Sunday, October 21, 2012

A Rose for My Friend in the City on the Coming Birth of His Child


My friend, chronicler of urban anxiety,
teller of tales of steel speeding through tunnels,
to you I send this metaphor from the Mohave,
from the open places where one's voice is a chorus,
where one's footfall is like a thunder of hammers;
here, where the sun is massive and merciless,
I stand among a trillion upon a trillion
grains of dust, to tell you of these magics:
flick of the scorpion's tail, coyote's joyous cry,
moonlight sharp as the edge of a killing knife
which Mother Night, in her infinite tenderness,
lays down upon the world like a cool silk sheet.
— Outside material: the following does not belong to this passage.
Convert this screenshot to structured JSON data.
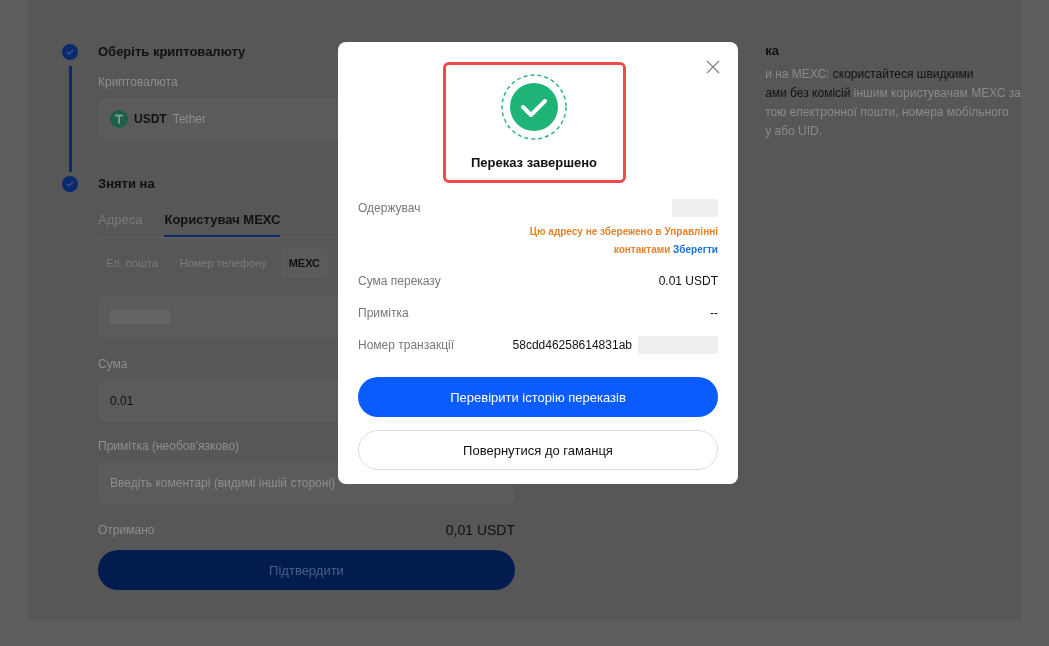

I hold these things like gifts in open palms, for you
to take and turn in your own hands, as Eve did once,
with a creature at her ear, whispering falsehoods.
But I give you no falsehoods. I give you solid
sincerities baked in a sun as close as a kiss,
hard hills of stone with sparse and twisted growths,
steep chocolate colored spires that burn like candles
in summer's relentless fire; I give you waters bluer
than the veins under the skin of a child's wrist,
flecked with white froth, churned by the wind's tumult;
but more than anything, I give you space:
space to lie down, to learn the value of silence;
to roll and laugh, and to be the child you once were;
to run like your child, who even as we speak
is at peace, who is blooming there, like this desert rose.